- DVD cover
- Directed by: M. S. Ramesh
- Screenplay by: M. S. Ramesh R. Rajshekar
- Story by: M. S. Ramesh R. Rajshekar
- Produced by: H. C. Srinivasa
- Starring: Shiva Rajkumar; Lakshmi Rai; Hrishitaa Bhatt;
- Cinematography: Dasari Seenu
- Edited by: S. Manohar
- Music by: Gurukiran
- Production company: Shrinivasa Productions
- Release date: 29 July 2005;
- Running time: 144 minutes
- Country: India
- Language: Kannada

= Valmiki (2005 film) =

Valmiki is a 2005 Indian Kannada-language drama film directed by M.S. Ramesh, and written by R. Rajshekar. The film stars Shiva Rajkumar, Lakshmi Rai and Hrishitaa Bhatt.

==Plot==
Ram is an impulsive youngster but a good samaritan who despite being highly educated refuses to do any menial or low-pay jobs. He lives with his father, mother, two sisters and a younger brother. Aishwarya "Aishu" moves to their neighborhood and after initial clashes falls in love with Ram. However, he decides to only marry her after conducting his elder sister's marriage. He arranges her marriage with Ashok, a wealthy businessman who was helped by Ram at a crucial point. Ashok who is impressed by Ram also promises a job for him.

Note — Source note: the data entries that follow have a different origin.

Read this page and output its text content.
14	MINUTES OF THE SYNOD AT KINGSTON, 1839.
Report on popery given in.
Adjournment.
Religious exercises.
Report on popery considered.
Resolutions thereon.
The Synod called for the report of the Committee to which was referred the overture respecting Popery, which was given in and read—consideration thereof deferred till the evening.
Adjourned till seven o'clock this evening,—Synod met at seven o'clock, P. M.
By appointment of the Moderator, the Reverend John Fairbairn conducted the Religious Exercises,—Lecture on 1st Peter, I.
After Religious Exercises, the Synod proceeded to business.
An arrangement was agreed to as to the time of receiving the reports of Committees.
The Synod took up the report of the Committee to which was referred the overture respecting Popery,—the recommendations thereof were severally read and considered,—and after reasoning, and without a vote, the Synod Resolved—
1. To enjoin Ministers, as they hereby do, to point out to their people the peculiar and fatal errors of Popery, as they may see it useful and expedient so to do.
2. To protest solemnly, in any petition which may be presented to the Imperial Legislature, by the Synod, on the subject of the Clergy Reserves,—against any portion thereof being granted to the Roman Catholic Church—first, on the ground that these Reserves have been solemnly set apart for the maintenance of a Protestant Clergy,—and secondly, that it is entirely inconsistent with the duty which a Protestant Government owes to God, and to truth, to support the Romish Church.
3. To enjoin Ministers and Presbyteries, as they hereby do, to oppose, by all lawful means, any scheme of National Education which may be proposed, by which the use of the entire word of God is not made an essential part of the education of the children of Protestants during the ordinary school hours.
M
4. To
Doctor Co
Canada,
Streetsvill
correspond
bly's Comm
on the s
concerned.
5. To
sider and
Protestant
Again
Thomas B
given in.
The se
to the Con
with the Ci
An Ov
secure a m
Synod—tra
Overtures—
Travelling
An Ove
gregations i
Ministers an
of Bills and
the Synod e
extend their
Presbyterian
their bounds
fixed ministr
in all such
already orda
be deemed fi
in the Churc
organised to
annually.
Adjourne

Ram's younger brother, Prakash, ends up killing, Kumar, an eve teaser after the latter tried to molest his sister. Ram who had early bashed up Kumar in the public for kissing his sister decides to take blame. He is, however, miraculously rescued by Criminal Lawyer Deshpande by proving that he is Bharamanna. Ram travels to a small village named Vyjayanthipura where he meets his mother, Mallavva, and fiancé Lakshmi. Deshpande reveals that Ram had lost his memory in the accident which caused him to be presumed dead. Lakshmi narrates the past events.

Vyjayanthipura has 2 landlords - Desai and Bharamanna's father, Basavaraj Patil. Desai with the help of M. P. Bhallala, S. P and D. C. manages to evacuate poor villages from their home so as to establish a profitable agro industry. When Basavaraj Patil threatens to drag them to court, he is branded as a naxalite and is killed in a fake encounter conducted by S. P. on the orders of Bhallala. Bharamanna, leaving behind his studies, returns from the city and with the support of his mother, Deshpande and the villagers decide to contest against Bhallala in the upcoming Parliament elections and even manages to get a confession from the S. P. and D. C. causing Desai to send goons to kill him. This resulted in an injured Bharamanna falling into the nearby water body and with his body not discovered being presumed dead.

Desai, who discovers that the person in the village is Ram kidnaps his father and brutally bashes him in front of Ram so as to prove that Ram is not Bharamanna when Mallavva reveals that they are two different persons. Deshpande reveals that it was him who with the support of Ram's father organised this drama in order to crush the empire of Desai. Desai leaves threatening to trap Ram in the murder case of Kumar. Ram manages to make the D. C. and S. P. testify against Desai and Bhallala as approver witnesses. While travelling to the court they are attacked by Desai, Bhallala and their henchmen despite which Ram manages to defeat them. Desai and Bhallala are killed in the process. The film ends with Ram contemplating on whether to remain as Bharamanna after listening to the request of Mallavva.

==Cast==
- Shiva Rajkumar as Bharamanna / Ram
- Hrishitaa Bhatt as Aishwarya "Aishu"
- Lakshmi Rai as Lakshmi Deshpande
- Hema Chaudhary as Bharamanna's mother
- Srinivasa Murthy as Ram's father
- Rangayana Raghu as Ballanna
- Shobharaj as Desai
- Avinash as Adv. Deshpande
- Srinath as Basavaraj Patil

==Production==
The climax was filmed at Ghaati Subrahmanya. Five cars, a bus and ten motorbikes were used during the shoot.
== Soundtrack ==

Track list
| No. | Title | Singer(s) | Length |
|---|---|---|---|
| 1. | "Ale Ale" | Rajesh Krishnan | 4:02 |
| 2. | "Chumma Chumma" | Udit Narayan, K. S. Chithra | 4:11 |
| 3. | "Maduve" | Gurukiran, Lakshmi | 4:53 |
| 4. | "Marthanda Rupam" | S. P. Balasubrahmanyam | 5:06 |
| 5. | "Tala Tala Hudugi" | Gurukiran, Sangeetha | 4:13 |

==Reception==
Indiaglitz wrote "The film's insipid story and bad narration is the major villain of the film. The slow narration in the second half of the film does not inspire the viewers". B. S. Srivani of Deccan Herald commended the film for its "taut screenplay" but felt it "goes awry mid-way" and added that the viewer is left "dissatisfied of the end product". She commended the performances of Shobaraj and Rangayana Raghu; the former for his performance as the local don Desai that he plays to "chilling perfection" and the latter for delivering a "neat, flawless performance." She concluded praising the Dasari Seenu's cinematography, the "beautifully choreographed" action sequences and Gurukiran's music in the film.